Somewhere in the deepest recesses of the cellars of the House of Commons, Nadine Dorries sits hunched over her precious and mumbling to herself about the dreadful iniquities visited on her by those those nasssty twittering leftisssts…
Back in the real, the eminent moral philosopher Harry G Frankfurt provides the clearest possible explanation of the MP for Mid-Narnia’s unmatched talent for provoking the most visceral loathing evey time she opens her mouth in public:
It is impossible for someone to lie unless he thinks he knows the truth. Producing bullshit requires no such conviction. A person who lies is thereby responding to the truth, and he is to that extent respectful of it. When an honest man speaks, he says only what he believes to be true; and for the liar, it is correspondingly indispensable that he considers his statements to be false. For the bullshitter, however, all these bets are off: he is neither on the side of the true nor on the side of the false. His eye is not on the facts at all, as the eyes of the honest man and of the liar are, except insofar as they may be pertinent to his interest in getting away with what he says. He does not care whether the things he says describe reality correctly. He just picks them out, or makes them up, to suit his purpose.

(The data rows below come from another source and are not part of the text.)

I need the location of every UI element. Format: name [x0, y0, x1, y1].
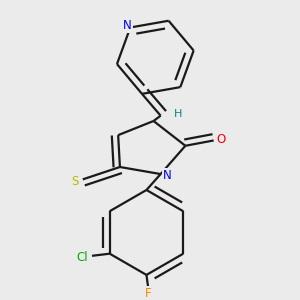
Text: Cl: Cl — [76, 251, 88, 264]
Text: N: N — [123, 19, 132, 32]
Text: N: N — [163, 169, 171, 182]
Text: S: S — [71, 175, 79, 188]
Text: O: O — [217, 133, 226, 146]
Text: H: H — [174, 109, 182, 119]
Text: F: F — [145, 287, 152, 300]
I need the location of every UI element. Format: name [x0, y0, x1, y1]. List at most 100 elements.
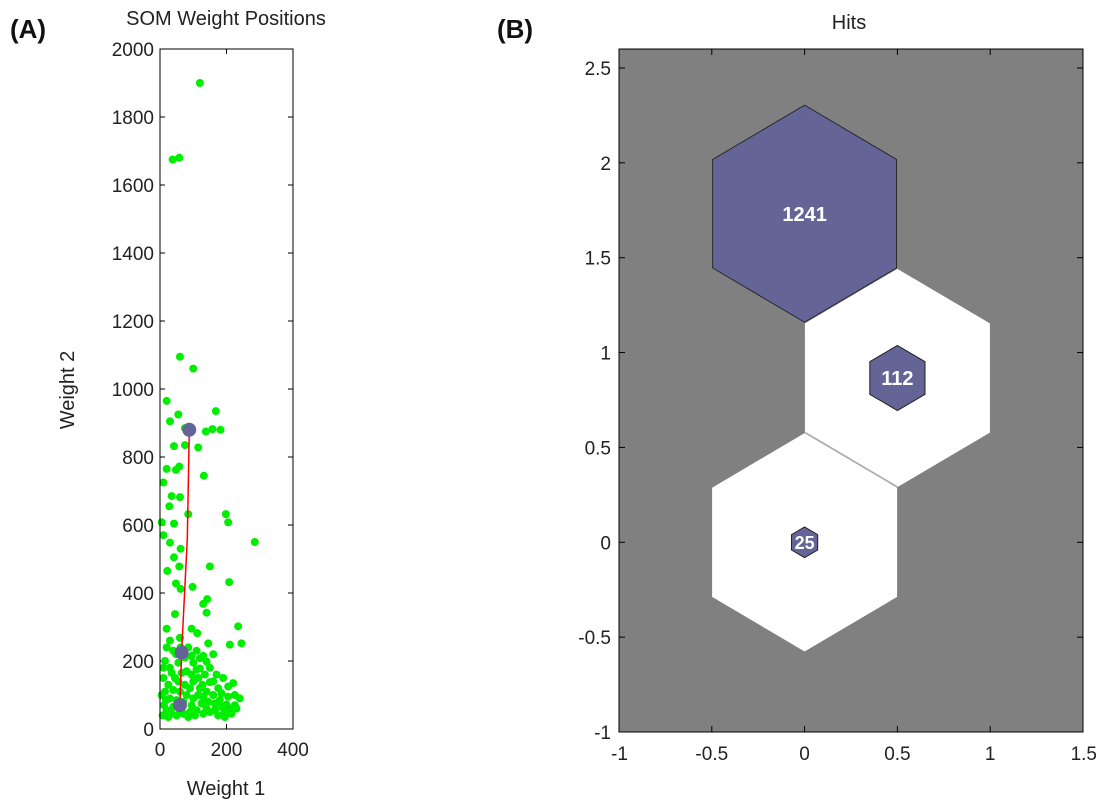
chart-a-xtick-label: 400 [277, 740, 309, 761]
chart-a-ytick-label: 1200 [112, 312, 154, 333]
data-point [175, 352, 184, 361]
data-point [167, 668, 176, 677]
chart-a-neurons [172, 422, 197, 713]
data-point [187, 670, 196, 679]
data-point [172, 711, 181, 720]
data-point [162, 396, 171, 405]
data-point [192, 665, 201, 674]
neighbor-connection-line [179, 429, 191, 706]
data-point [159, 674, 168, 682]
chart-a-xtick-label: 0 [155, 740, 166, 761]
data-point [209, 691, 218, 699]
data-point [187, 701, 196, 710]
hit-count-hexagon [869, 344, 926, 412]
chart-b-ytick-label: 0.5 [585, 438, 611, 459]
data-point [175, 562, 184, 571]
data-point [163, 566, 172, 575]
chart-a-xlabel: Weight 1 [187, 778, 266, 800]
data-point [195, 79, 204, 87]
chart-a-ytick-label: 200 [122, 652, 154, 673]
data-point [180, 680, 189, 689]
data-point [210, 699, 219, 708]
data-point [175, 462, 184, 471]
data-point [199, 651, 208, 660]
data-point [194, 691, 203, 699]
chart-b-ytick-label: -0.5 [578, 628, 611, 649]
data-point [211, 407, 220, 416]
data-point [189, 364, 198, 373]
data-point [161, 696, 170, 705]
data-point [216, 425, 225, 434]
chart-b-cells: 1241 112 25 [712, 104, 990, 652]
data-point [225, 640, 234, 649]
data-point [230, 691, 239, 699]
data-point [205, 562, 214, 571]
chart-b-ticks: -1 -0.5 0 0.5 1 1.5 2 2.5 -1 -0.5 0 0.5 1 1.5 [578, 49, 1097, 765]
data-point [212, 670, 221, 679]
chart-b-xtick-label: 0.5 [884, 744, 910, 765]
chart-b-ytick-label: 0 [600, 533, 611, 554]
data-point [187, 651, 196, 660]
chart-b-xtick-label: -1 [611, 744, 628, 765]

It’s not misogyny and it’s not even politics. It’s because we’re all sick to the back teeth with the incessant stream of bullshit that emanates uncontrollably from Nadine Dorries’ oral cavity.
In short, Dorries would not understand the meaning of truth if you were to emboss the dictionary definition of the word on a basebat bat and pound her purpling flesh with it until it split like an overripe melon.
Everyone hates a bullshitter. It’s as simple as that.
What a fantastic quote. I shall be using that one when the opportune moment arises…
In short, Dorries would not understand the meaning of truth if you were
to emboss the dictionary definition of the word on a basebat bat and
pound her purpling flesh with it until it split like an overripe melon.
[Chuckle] I can just imagine you sitting there, composing that.